Фарфоровая, узкофигурная, с отогнутыми ушными розетками, прорвавшими серебряный бубикопф — и вряд ли черпать необработанные, варварские шумы: вы не услышаны, голубчик… кто ж виновен в таком глухом вашем голосе? Или заслушаны лишь своей совестью, когда не спит. Сестра двух милых-милых сестер, в каждое лето поджидающих ее — на даче где-то возле Звенигорода, вовлечены в бытие — началами прошлого века и семейством академического профессора, распаленного странствователя, хитроумного путешествователя, но сторонника — верхних ярусов и райков, так что не бороздил — слежавшееся, а карабкался, затаскивался, взмывал и возвышался, и на хорах, в парадизе, одевшись в кудри облаков, потчевал своим обществом — натурщиков: каменных куропаток и краснокрылого стенолаза, или тени снежных барсов, кондоров и ризы льда.
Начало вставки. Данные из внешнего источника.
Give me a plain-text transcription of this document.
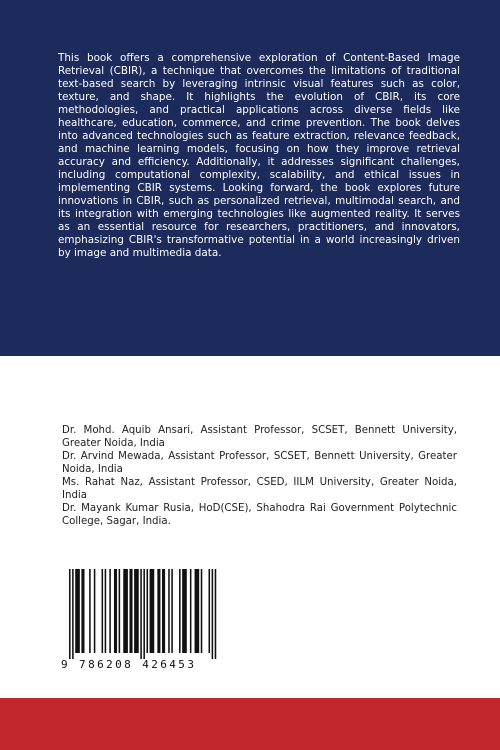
This book offers a comprehensive exploration of Content-Based Image Retrieval (CBIR), a technique that overcomes the limitations of traditional text-based search by leveraging intrinsic visual features such as color, texture, and shape. It highlights the evolution of CBIR, its core methodologies, and practical applications across diverse fields like healthcare, education, commerce, and crime prevention. The book delves into advanced technologies such as feature extraction, relevance feedback, and machine learning models, focusing on how they improve retrieval accuracy and efficiency. Additionally, it addresses significant challenges, including computational complexity, scalability, and ethical issues in implementing CBIR systems. Looking forward, the book explores future innovations in CBIR, such as personalized retrieval, multimodal search, and its integration with emerging technologies like augmented reality. It serves as an essential resource for researchers, practitioners, and innovators, emphasizing CBIR's transformative potential in a world increasingly driven by image and multimedia data.

Dr. Mohd. Aquib Ansari, Assistant Professor, SCSET, Bennett University, Greater Noida, India
Dr. Arvind Mewada, Assistant Professor, SCSET, Bennett University, Greater Noida, India
Ms. Rahat Naz, Assistant Professor, CSED, IILM University, Greater Noida, India
Dr. Mayank Kumar Rusia, HoD(CSE), Shahodra Rai Government Polytechnic College, Sagar, India.
9 786208 426453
Инициированные им дочери, горные принцессы, тоже выгнали свою юность — на коченеющие пики, на одичалые от неотчетливости лестницы в небеса, а когда, наконец, все спикировали в разграфленные и расчисленные долы, то воссели кто где — за книгу о наскакивающем на скалы, и посекли жизнь чудного профессора — на собственные главы, экспликации, изложения, сочинения, на равнины страниц и ручьи букв и обменивались ими по почте… и нет прощения — усмотревшему сходство с мошенниками, порезавшими великий холст на фрагменты, что не столько бессвязны, сколько — дороже.
Сестра Ида Леонтьевна, тоже профессор, оказалась в малых архитектурных расчетах, в переулке, носящем престранную фамилию, но в комнате Иды Леонтьевны, несомненно, продолжались альпийский воздух и горы: тучник-рояль, больше склонявшийся к братству — с фанерным аэропланом и с тучей ворон, и письменный стол, но этот, включив ресурсы — левый и правый гребни ящиков, катил свой очерк — к катамарану, забытому в зените осевшим потопом, и на капитанском плато лидировали бестрепетные головы благородных ученых — Бекетова и Бутлерова, точнее — во рвах меж стопами книг, и две венценосных головы папы — молодая и застарелая, а носы корабля скрашивали кружевные фигуры апологеток: мама и сестры в зернистой сепии вуалей или в паутинке умбры. У западной стены вела комариную песнь горка — с хрупким, прозрачным, чайным, у восточной белел круглый увал — в оцеплении стульев в плечистых синих бурках, готовых взбрызгивать папино рождение, а на отвесные склоны прочих стен восходила библиотека, подхватываясь по плитам томов, путеводителей, справочников и горным озерам атласов, но в куполах библиотечных наверняка водились птичьи гнезда, и целые почтовые голубятни и другие вестовые…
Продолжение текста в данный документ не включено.